“Fun was absolutely The Big Brief!” says Chris Chibnall, writer of two episodes this autumn. “Make it a big, loud, funny romp on a great scale.” This is his fourth episode of Doctor Who after the 2007 story 42 (starring a hot-and-bothered Michelle Collins) and the Silurian two-parter two years ago in which Rory was erased by the crack in time.
What was his first reaction when showrunner Steven Moffat gave him those four words, Dinosaurs on a Spaceship? “Err, did he really just say that? Does he really mean it? How are we going to do it? And, fantastic!”
I’ve watched it several times now and each time I’ve laughed, cooed and felt choked in all the same places. I’d have loved this grandiose action-adventure when I was a nipper. It is, as Chris says, fantastic fun.
But how did the idea come about? Marcus Wilson, series producer since The Impossible Astronaut last year, explains: “At the end of series six we had a conversation with our main suppliers like [digital fx company] the Mill and [prosthetics experts] Millennium FX and went, ‘Come on, guys, what would you be really excited about doing?’ and the Mill said, ‘We’d love to do dinosaurs!’ ”
The idea was pitched to Chris, “And he just smiled and went, ‘I know what to do with that,’ ” says Marcus. “Then he fired in some requests, ‘Can I have Rory’s dad? Can I have an African game hunter?’ And we’re thinking, ‘How does all this work?’ But when the script arrived, it was exciting to see where these other elements fitted in.”
“The first pitch I gave was very much what’s ended up on screen,” continues Chris. “Which is slightly unusual on Doctor Who. You often go round the houses. But it was such a clear concept.”

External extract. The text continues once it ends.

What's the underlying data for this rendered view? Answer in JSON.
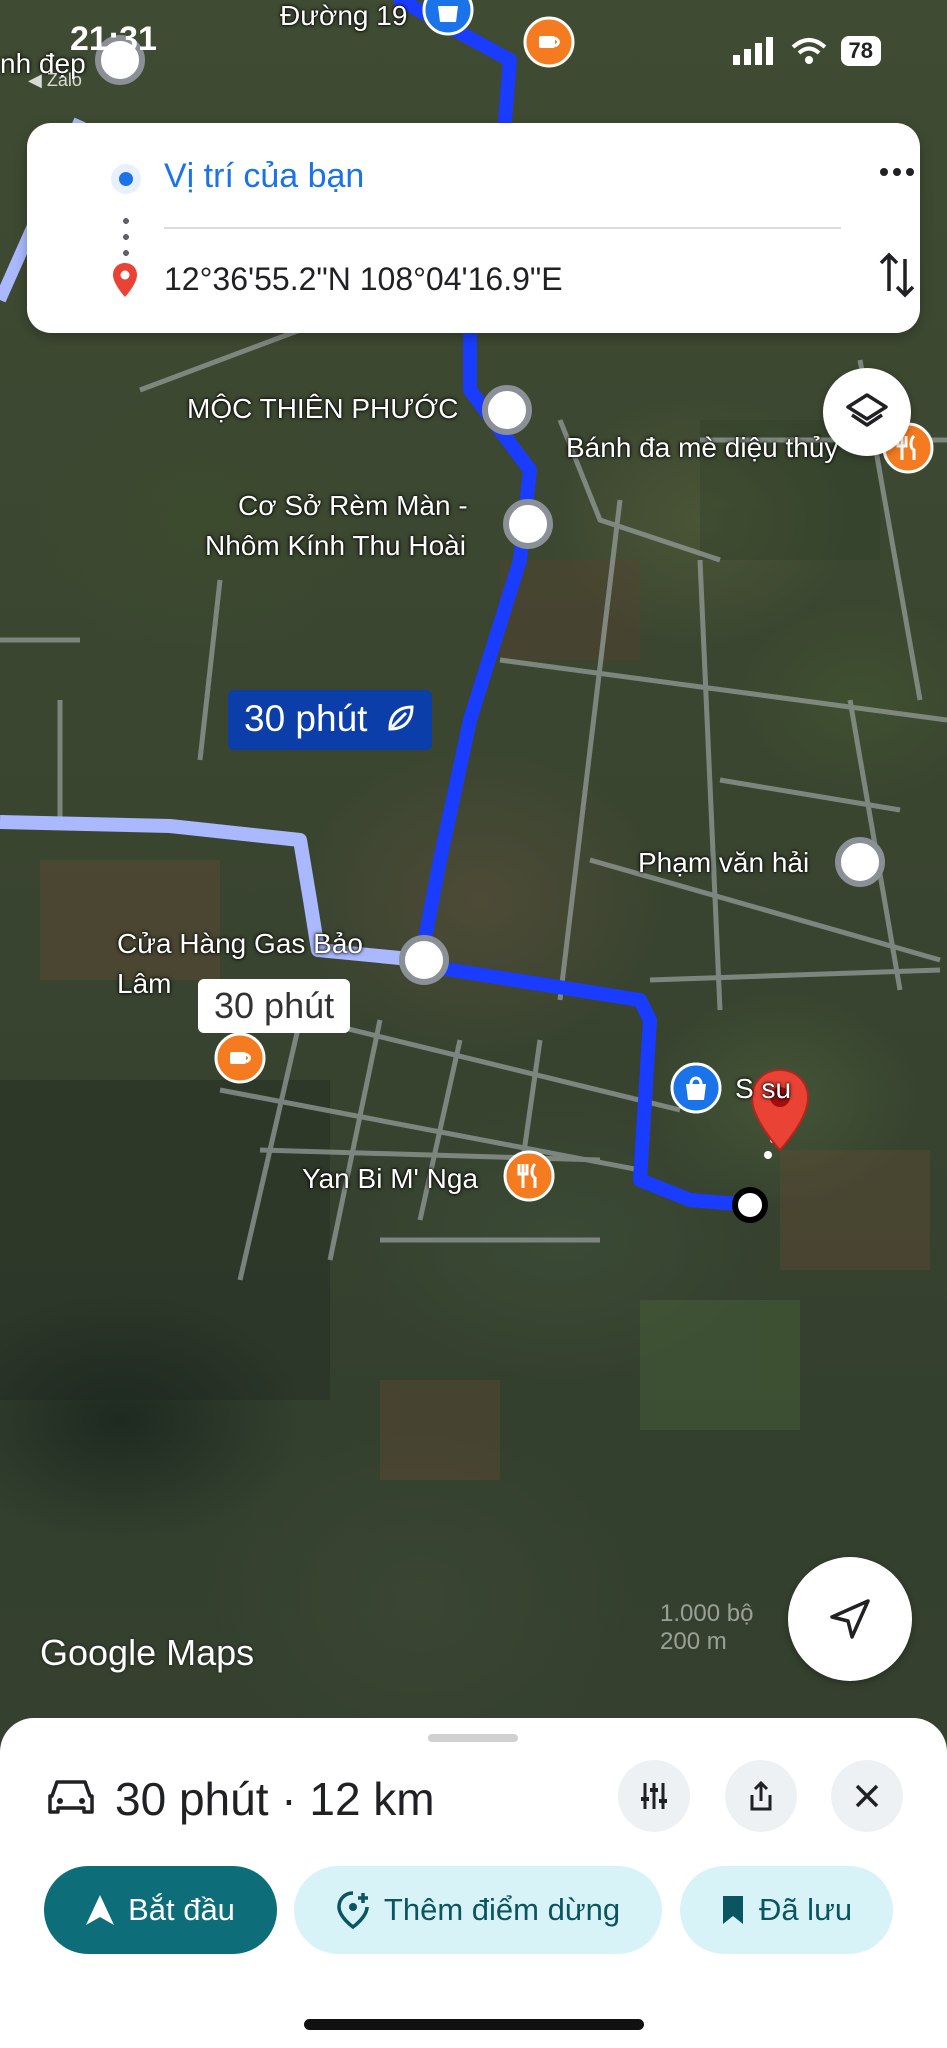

Could he be as ambitious as he liked? “It would be very easy to spend £300m on this but we don’t have it. So I had to be very responsible early on and go, ‘How do we do this? How do we make it work? What can we do with the dinosaurs? We went into a lot of detail. How many on screen? How many species? Some would be practical, some CGI.”
He also admits, “I knew that title alone couldn’t sustain 45 minutes. There had to be big stuff going on elsewhere.” What adds to the fun is that the Doctor has assembled an oddball gang to assist him: not only the Ponds, but Rory’s dad Brian, Queen Nefertiti and an Edwardian big-game hunter. “The fabulous thing about Doctor Who is you can have this collision of characters you’d never have in any other show or film and put them together in the most extraordinary situation.

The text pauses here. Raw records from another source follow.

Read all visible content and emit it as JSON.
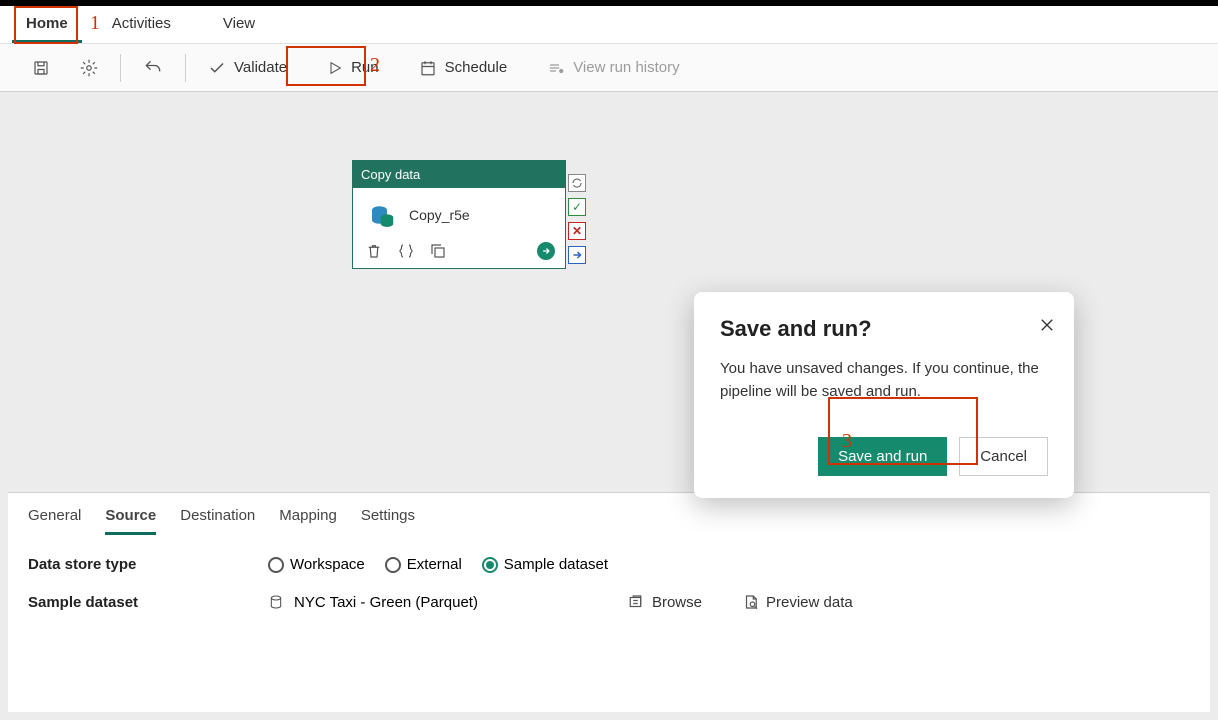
{
  "ribbon": {
    "tabs": [
      "Home",
      "Activities",
      "View"
    ],
    "active": "Home"
  },
  "toolbar": {
    "validate": "Validate",
    "run": "Run",
    "schedule": "Schedule",
    "view_history": "View run history"
  },
  "activity": {
    "type_label": "Copy data",
    "name": "Copy_r5e"
  },
  "properties": {
    "tabs": [
      "General",
      "Source",
      "Destination",
      "Mapping",
      "Settings"
    ],
    "active": "Source",
    "data_store_label": "Data store type",
    "radios": [
      "Workspace",
      "External",
      "Sample dataset"
    ],
    "radio_selected": "Sample dataset",
    "sample_label": "Sample dataset",
    "sample_value": "NYC Taxi - Green (Parquet)",
    "browse": "Browse",
    "preview": "Preview data"
  },
  "dialog": {
    "title": "Save and run?",
    "body": "You have unsaved changes. If you continue, the pipeline will be saved and run.",
    "primary": "Save and run",
    "secondary": "Cancel"
  },
  "annotations": {
    "one": "1",
    "two": "2",
    "three": "3"
  }
}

“The idea of an Egyptian queen on a spaceship with dinosaurs really tickled me. And I really wanted to see Rory’s family and asked Steven if I could do that, knowing we only have a few episodes left with Rory and Amy. His family background hasn’t been explored, so it seemed like a great opportunity to have some fun with that.”
Brian Williams (played by The Fast Show’s Mark Williams) is one of the successes of the episode. A reluctant traveller, he rarely goes further than the paper shop and the golf; he gets a lot of comedic and heart-warming moments, and actually looks related to Rory. “You learn a great deal more about people when they’re with their parents. It exposes them,” chuckles Chris. “Brian’s a dad figure who embodies all the fears of the dad that I will become. Inept and unhelpful but also showing a great love. And you get the impression he’s slightly keener on Amy than Rory.”
Don’t expect Dinosaurs on a Spaceship to be wall-to-wall prehistoric monsters (and do expect some surprises) but they all look amazing. The triceratops, surely everyone’s favourite dinosaur, is a thing of beauty. It’s a far cry from Doctor Who’s previous stabs at dinosaurs, back in the 1970s, which were embarrassingly dodgy.
“I don’t remember watching Invasion of the Dinosaurs  as a child, although I did see The Time Warrior, which came just before,” says Chris. “I remember more reading the book, which was superb. I’m a huge fan of [writer] Malcolm Hulke.”
Marcus only vaguely recalls Invasion of the Dinosaurs with Jon Pertwee’s Doctor. “I’m a Tom Baker child really. I remember the Loch Ness Monster [in Terror of the Zygons, 1975]. I was actually quite spooked by that. But then I was only four or five.”
Marcus concludes: “I’m sure later generations will look back at our efforts and go, ‘Is that the best they could do?’ ” Somehow I doubt that.